Let’s be honest- there is plenty of mud to look at. The challenges will be different for each of us depending on our circumstances but could include loneliness, claustrophobia, disappointment and fear. One of the realisations for me this week is that painful issues that were around before the pandemic still exist and can now take on a greater potency because there are fewer distractions and coping strategies available. And all the while there is the crushing uncertainty that we simply don’t know when all this will end. Putting that together- there’s a fair amount of mud to look at or even wallow in. And I am not suggesting we deny those realities. The Bible contains the language of lament and it will be inevitable that there are tears to be shed. Indeed better that than having unexpressed anguish that tends to emanate in grouchiness and anger (I was conscious of being at my most irritable during a meeting yesterday- apologies to my fellow elders…). Having said that, the Bible doesn’t encourage lament alone.
I have been reading through the Psalms recently and realised this morning that I was up to Psalm 103. If I am honest, my heart sank slightly. I love Psalm 103 but I have preached on it, led services around it and sung it for years. I can pretty much recite it from memory. Was there any hope in finding anything new in it? It led to a desperate prayer- “Lord, please show me something.” As it happened I didn’t get through the Psalm because I was stopped by the little phrase in v.2- “Forget not all his benefits”. And that was the phrase that I needed to hear- a reminder that the Lord’s benefits have not gone away in the midst of this situation and that there are still stars to view through prison bars. Now in many ways my recommendation would be to go away and read Psalm 103 to remind yourself of those benefits. But let me mention one that feels particularly pertinent.
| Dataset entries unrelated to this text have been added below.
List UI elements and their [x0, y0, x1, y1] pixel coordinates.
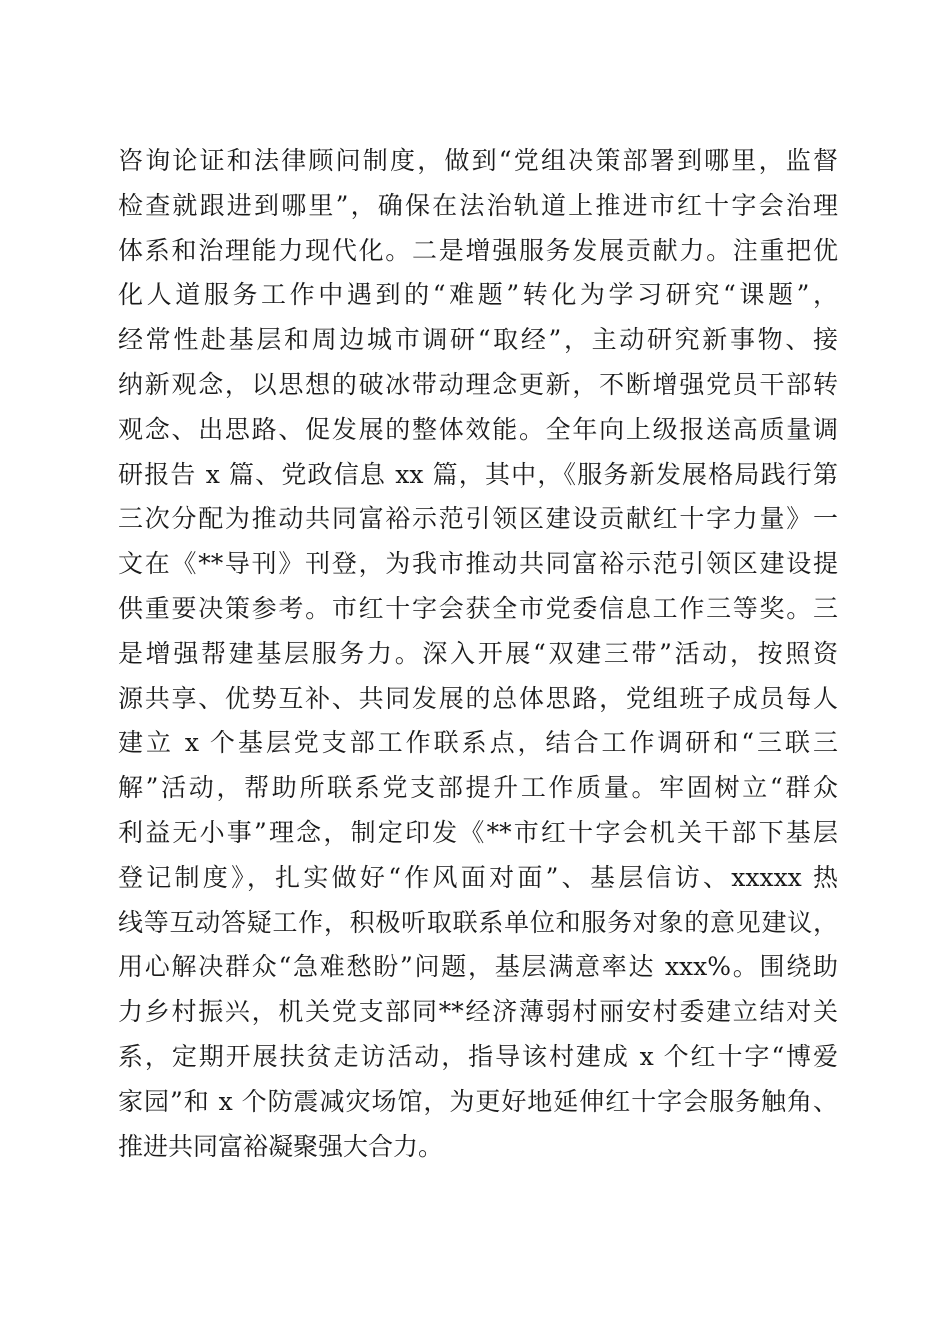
text-line: 解”活动，帮助所联系党支部提升工作质量。牢固树立“群众 — [118, 773, 838, 803]
text-line: 体系和治理能力现代化。二是增强服务发展贡献力。注重把优 — [118, 235, 838, 265]
text-line: 文在《**导刊》刊登，为我市推动共同富裕示范引领区建设提 — [118, 549, 838, 579]
text-line: 源共享、优势互补、共同发展的总体思路，党组班子成员每人 — [118, 683, 838, 713]
text-line: 供重要决策参考。市红十字会获全市党委信息工作三等奖。三 — [118, 593, 838, 623]
text-line: 利益无小事”理念，制定印发《**市红十字会机关干部下基层 — [118, 817, 838, 847]
text-line: 化人道服务工作中遇到的“难题”转化为学习研究“课题”， — [118, 280, 838, 310]
body-paragraph — [118, 139, 838, 1169]
text-line: 力乡村振兴，机关党支部同**经济薄弱村丽安村委建立结对关 — [118, 997, 838, 1027]
text-line: 推进共同富裕凝聚强大合力。 — [118, 1131, 444, 1161]
text-line: 是增强帮建基层服务力。深入开展“双建三带”活动，按照资 — [118, 638, 838, 668]
text-line: 检查就跟进到哪里”，确保在法治轨道上推进市红十字会治理 — [118, 190, 838, 220]
text-line: 线等互动答疑工作，积极听取联系单位和服务对象的意见建议， — [118, 907, 838, 937]
text-line: 咨询论证和法律顾问制度，做到“党组决策部署到哪里，监督 — [118, 146, 838, 175]
text-line: 观念、出思路、促发展的整体效能。全年向上级报送高质量调 — [118, 414, 838, 444]
text-line: 三次分配为推动共同富裕示范引领区建设贡献红十字力量》一 — [118, 504, 838, 534]
text-line: 研报告 x 篇、党政信息 xx 篇，其中，《服务新发展格局践行第 — [118, 459, 838, 489]
text-line: 系，定期开展扶贫走访活动，指导该村建成 x 个红十字“博爱 — [118, 1041, 838, 1071]
text-line: 经常性赴基层和周边城市调研“取经”，主动研究新事物、接 — [118, 325, 838, 355]
text-line: 用心解决群众“急难愁盼”问题，基层满意率达 xxx%。围绕助 — [118, 952, 838, 982]
text-line: 纳新观念，以思想的破冰带动理念更新，不断增强党员干部转 — [118, 369, 838, 399]
text-line: 建立 x 个基层党支部工作联系点，结合工作调研和“三联三 — [118, 728, 838, 758]
text-line: 登记制度》，扎实做好“作风面对面”、基层信访、xxxxx 热 — [118, 862, 838, 892]
text-line: 家园”和 x 个防震减灾场馆，为更好地延伸红十字会服务触角、 — [118, 1086, 838, 1116]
One of the repeated themes of Psalm 103 is the Lord’s mercy and compassion. He crowns us with love and compassion in v.4. His character is compassionate and gracious in v.8. As a father has compassion on his children so God has compassion on us because He remembers that we are just dust in v.14. Already there have probably been times and doubtless there will be occasions in the weeks to come where we reach the end of our resources. It may be that we just don’t know how to handle the kids any more or carry out our responsibilities without others around. Perhaps we become disappointed with how we are handling things and aware of temptations to which we have succumbed. Possibly it is just a sense of “I can’t take it anymore.” Here is the good news. On those occasions we run straight into the compassion of God. He is under no illusions about what we are like. His love is not dependent on our performance. He knows our weakness and our frailty. And in Psalm 103 those simply incite His love and grace towards us. They really are great benefits.
You see when I am looking at the mud the Lord has disappeared from the picture. Or perhaps He is there but disappointed in how we are doing. But when I see that He is here and that He cares there is a slightly different atmosphere- even in the prison cell. There is a chance to gaze on stars.